Opinie

Weerwoord: Stil maar, wacht maar, alles wordt nieuw?

We zijn aan het einde van 2017 gekomen. Nog één dag, een zondag, en dan is het definitief voorbij. Het maakt allerlei gevoelens bij ons los. Met een zekere weemoedigheid kijken we terug, zeker als we in ons persoonlijk leven aangrijpende dingen meemaakten. We kijken ook vooruit. Wat heeft de toekomst ons te brengen? Kunnen we meezingen: „Stil maar, wacht maar, alles wordt nieuw”?

Prof. dr. W. van Vlastuin
29 December 2017 09:00Gewijzigd op 16 November 2020 12:18
„In de gereformeerde traditie dreigen we te vergeten dat er inderdaad een geweldige toekomst wacht die ook het lichaam en de aarde omvat.” beeld iStock
„In de gereformeerde traditie dreigen we te vergeten dat er inderdaad een geweldige toekomst wacht die ook het lichaam en de aarde omvat.” beeld iStock

NEE

Als christenen in de gereformeerde traditie hebben we onze reserves bij dit liedje. Het klinkt goedkoop, als een geruststelling. We horen er iets in van: maak je niet ongerust, alles komt goed.

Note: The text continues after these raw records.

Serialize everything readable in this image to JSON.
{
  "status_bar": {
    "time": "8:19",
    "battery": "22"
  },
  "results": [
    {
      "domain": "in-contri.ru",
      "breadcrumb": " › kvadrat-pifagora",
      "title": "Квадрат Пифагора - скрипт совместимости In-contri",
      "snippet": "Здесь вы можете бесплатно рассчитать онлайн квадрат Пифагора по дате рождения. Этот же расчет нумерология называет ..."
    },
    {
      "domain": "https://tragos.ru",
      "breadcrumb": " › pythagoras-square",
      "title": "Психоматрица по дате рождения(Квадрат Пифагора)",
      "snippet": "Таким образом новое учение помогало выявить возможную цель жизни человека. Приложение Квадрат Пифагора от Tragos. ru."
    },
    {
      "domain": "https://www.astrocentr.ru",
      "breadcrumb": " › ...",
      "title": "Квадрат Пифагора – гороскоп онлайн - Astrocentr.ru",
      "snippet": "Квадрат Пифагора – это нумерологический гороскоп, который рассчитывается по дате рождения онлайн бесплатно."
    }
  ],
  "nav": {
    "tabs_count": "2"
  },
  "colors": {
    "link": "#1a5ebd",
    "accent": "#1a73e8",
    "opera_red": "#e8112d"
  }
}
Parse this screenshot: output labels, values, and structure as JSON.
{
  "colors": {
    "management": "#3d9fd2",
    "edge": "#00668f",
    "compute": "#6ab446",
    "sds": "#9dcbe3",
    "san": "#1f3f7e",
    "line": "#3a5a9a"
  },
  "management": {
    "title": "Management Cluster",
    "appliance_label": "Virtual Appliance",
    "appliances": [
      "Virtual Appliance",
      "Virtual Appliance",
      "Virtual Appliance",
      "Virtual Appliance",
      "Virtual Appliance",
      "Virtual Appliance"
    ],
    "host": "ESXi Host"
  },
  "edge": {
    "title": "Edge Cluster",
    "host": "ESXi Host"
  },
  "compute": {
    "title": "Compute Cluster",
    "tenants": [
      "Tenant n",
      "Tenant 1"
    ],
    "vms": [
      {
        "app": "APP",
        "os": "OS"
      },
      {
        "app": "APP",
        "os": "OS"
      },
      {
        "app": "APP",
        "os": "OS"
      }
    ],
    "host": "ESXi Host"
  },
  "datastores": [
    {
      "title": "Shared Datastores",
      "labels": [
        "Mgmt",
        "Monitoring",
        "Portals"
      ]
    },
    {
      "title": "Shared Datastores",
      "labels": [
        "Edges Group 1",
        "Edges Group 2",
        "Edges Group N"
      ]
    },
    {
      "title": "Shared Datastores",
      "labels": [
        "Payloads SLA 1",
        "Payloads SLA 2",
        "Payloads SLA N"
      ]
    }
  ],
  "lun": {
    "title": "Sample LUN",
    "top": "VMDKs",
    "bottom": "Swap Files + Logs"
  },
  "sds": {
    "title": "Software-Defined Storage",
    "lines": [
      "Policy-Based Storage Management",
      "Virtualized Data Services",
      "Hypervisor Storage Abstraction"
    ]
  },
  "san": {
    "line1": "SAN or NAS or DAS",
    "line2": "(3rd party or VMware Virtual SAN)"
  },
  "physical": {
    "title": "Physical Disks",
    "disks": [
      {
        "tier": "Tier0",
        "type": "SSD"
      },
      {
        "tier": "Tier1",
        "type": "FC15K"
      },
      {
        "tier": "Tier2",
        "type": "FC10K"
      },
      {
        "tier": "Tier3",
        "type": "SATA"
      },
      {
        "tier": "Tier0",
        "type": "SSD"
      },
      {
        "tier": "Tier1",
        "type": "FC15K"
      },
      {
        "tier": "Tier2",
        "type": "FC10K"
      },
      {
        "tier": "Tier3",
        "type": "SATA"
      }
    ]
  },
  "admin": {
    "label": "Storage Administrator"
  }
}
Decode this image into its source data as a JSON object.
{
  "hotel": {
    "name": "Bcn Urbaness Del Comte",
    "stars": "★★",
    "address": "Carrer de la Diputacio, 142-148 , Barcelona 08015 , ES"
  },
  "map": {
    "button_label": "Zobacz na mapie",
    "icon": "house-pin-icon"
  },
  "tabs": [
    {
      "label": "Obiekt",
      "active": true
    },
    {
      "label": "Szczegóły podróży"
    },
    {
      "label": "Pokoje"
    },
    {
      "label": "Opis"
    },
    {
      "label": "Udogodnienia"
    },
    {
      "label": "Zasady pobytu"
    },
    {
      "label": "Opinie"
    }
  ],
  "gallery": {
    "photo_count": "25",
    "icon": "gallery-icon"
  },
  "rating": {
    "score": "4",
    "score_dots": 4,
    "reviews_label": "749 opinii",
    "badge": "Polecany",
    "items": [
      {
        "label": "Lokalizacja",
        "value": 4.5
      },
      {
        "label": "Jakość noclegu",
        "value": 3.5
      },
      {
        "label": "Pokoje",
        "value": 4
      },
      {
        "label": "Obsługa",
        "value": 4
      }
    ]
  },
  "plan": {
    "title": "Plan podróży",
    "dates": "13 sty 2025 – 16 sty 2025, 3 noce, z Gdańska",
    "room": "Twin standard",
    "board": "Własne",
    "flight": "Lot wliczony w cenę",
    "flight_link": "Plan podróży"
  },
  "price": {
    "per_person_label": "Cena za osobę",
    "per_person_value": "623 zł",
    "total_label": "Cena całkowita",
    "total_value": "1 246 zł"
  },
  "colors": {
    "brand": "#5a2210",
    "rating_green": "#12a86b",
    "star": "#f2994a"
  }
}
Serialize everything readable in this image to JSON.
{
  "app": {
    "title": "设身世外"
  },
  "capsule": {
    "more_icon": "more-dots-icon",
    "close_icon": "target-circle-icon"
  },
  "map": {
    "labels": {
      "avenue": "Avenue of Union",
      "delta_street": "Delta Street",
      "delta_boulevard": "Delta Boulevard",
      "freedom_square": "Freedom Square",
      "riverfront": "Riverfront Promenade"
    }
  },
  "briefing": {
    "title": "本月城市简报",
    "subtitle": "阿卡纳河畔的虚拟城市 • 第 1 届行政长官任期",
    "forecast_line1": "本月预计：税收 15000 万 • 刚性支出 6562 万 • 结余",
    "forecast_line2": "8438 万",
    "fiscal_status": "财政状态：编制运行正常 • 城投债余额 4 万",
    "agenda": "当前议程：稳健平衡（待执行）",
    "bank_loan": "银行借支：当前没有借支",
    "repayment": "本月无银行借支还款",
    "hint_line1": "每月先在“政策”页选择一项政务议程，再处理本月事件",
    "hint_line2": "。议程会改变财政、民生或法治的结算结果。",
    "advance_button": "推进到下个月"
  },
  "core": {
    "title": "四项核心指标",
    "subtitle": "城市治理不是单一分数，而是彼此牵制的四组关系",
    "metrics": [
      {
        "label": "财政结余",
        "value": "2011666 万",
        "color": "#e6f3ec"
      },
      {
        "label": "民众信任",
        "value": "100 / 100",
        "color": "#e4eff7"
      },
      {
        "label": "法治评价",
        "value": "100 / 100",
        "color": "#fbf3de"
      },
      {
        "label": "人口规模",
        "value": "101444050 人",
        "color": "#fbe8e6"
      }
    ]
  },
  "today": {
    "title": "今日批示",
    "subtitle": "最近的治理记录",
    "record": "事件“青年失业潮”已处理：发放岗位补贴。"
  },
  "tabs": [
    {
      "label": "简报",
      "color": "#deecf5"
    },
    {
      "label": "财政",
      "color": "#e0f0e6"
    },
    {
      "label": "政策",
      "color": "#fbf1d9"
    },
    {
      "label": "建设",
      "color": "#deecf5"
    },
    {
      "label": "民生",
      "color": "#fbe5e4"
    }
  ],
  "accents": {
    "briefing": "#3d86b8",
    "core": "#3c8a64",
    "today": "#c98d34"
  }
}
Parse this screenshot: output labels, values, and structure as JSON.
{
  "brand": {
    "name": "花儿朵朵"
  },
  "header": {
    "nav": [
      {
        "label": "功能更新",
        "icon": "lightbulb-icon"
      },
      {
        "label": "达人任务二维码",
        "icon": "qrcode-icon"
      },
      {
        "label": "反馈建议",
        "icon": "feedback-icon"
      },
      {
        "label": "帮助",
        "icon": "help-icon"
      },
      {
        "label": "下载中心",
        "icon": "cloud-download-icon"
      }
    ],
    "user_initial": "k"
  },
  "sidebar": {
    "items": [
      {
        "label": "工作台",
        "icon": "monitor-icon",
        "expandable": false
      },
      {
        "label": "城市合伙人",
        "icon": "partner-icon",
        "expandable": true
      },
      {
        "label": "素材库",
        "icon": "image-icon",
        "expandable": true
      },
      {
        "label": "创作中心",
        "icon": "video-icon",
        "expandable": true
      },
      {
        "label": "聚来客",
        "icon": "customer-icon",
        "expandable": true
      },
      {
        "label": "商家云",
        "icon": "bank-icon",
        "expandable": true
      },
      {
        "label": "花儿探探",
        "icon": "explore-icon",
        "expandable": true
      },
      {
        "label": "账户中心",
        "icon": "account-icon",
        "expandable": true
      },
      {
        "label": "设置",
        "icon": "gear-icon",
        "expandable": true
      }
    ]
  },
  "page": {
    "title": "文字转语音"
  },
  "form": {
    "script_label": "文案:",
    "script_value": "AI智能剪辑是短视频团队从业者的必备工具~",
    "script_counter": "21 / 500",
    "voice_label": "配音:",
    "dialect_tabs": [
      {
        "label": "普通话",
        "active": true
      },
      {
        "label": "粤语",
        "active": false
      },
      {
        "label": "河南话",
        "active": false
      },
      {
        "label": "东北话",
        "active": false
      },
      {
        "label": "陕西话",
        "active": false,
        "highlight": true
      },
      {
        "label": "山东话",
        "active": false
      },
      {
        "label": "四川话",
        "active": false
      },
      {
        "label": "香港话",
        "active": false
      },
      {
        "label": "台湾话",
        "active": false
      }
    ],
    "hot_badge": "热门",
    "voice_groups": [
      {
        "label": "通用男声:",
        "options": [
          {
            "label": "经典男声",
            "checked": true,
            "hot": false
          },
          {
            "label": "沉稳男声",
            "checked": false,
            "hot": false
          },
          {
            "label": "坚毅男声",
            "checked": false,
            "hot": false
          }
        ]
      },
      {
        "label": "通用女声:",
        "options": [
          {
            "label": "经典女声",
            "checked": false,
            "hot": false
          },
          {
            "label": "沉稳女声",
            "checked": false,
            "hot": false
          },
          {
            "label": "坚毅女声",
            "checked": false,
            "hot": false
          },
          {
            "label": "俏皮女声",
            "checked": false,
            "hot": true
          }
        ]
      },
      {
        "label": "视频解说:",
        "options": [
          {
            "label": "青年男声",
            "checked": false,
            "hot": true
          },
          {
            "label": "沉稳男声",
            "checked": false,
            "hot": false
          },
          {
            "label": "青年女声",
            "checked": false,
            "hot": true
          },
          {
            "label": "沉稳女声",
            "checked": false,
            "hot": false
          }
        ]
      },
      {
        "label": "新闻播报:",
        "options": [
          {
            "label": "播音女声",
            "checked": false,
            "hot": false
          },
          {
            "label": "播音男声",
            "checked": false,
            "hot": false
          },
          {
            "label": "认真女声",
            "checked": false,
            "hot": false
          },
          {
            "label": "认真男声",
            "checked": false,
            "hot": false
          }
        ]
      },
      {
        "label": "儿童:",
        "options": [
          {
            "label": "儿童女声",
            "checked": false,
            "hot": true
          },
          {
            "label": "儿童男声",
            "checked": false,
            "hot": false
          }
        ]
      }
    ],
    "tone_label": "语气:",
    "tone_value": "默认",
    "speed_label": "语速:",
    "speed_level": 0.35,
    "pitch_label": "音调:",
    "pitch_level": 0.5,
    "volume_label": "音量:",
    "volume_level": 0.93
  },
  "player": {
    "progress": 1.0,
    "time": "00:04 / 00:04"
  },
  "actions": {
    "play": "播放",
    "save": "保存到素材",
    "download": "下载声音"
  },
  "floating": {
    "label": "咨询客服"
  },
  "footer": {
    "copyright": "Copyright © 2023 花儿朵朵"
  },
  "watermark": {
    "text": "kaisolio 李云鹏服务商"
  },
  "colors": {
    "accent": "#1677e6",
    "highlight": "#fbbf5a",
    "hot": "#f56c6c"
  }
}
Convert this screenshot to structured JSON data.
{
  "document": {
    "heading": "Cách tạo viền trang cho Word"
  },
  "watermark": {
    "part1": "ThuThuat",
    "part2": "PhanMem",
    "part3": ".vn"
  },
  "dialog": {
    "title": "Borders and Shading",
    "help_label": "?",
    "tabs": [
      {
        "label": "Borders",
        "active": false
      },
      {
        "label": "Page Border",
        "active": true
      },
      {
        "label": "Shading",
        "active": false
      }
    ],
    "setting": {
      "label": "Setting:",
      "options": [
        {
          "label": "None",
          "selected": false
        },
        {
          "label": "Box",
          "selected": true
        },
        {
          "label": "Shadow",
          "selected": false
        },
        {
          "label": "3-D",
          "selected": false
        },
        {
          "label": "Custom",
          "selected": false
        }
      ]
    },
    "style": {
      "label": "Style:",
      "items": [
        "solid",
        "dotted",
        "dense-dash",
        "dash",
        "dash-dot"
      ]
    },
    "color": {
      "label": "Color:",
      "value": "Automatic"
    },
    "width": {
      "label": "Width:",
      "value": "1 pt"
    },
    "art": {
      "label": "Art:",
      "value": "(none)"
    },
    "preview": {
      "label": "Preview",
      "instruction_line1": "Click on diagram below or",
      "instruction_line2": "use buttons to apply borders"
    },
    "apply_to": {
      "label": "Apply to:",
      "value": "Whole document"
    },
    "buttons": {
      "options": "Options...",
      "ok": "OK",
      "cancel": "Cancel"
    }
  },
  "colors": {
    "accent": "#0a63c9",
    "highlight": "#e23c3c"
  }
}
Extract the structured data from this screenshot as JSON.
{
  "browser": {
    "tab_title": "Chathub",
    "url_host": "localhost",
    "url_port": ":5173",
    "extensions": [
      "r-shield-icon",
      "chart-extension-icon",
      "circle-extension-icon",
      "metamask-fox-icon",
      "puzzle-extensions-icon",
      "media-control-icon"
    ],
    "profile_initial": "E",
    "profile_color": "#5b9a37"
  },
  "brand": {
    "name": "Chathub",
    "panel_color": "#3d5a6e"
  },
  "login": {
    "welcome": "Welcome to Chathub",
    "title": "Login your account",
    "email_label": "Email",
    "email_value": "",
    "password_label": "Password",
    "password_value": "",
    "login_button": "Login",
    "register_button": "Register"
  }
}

Daartegenover zouden we tegen elkaar willen zeggen dat we ons juist wel ongerust moeten maken. De grootste hinderpaal voor de zaligheid zijn nog niet eens onze zonden, maar onze valse rust. Tegenover deze valse rust is een indringende oproep op z’n plaats om elkaar wakker te schudden. Genade is geen goedkoop verhaaltje. De zaligheid komt ons niet aanwaaien, maar we worden alleen zalig in de weg van strijd en aanvechting, toewijding en overgave. Dus niets geen „stil maar, wacht maar.” We moeten niet stilletjes afwachten, maar we moeten het koninkrijk der hemelen met geweld nemen.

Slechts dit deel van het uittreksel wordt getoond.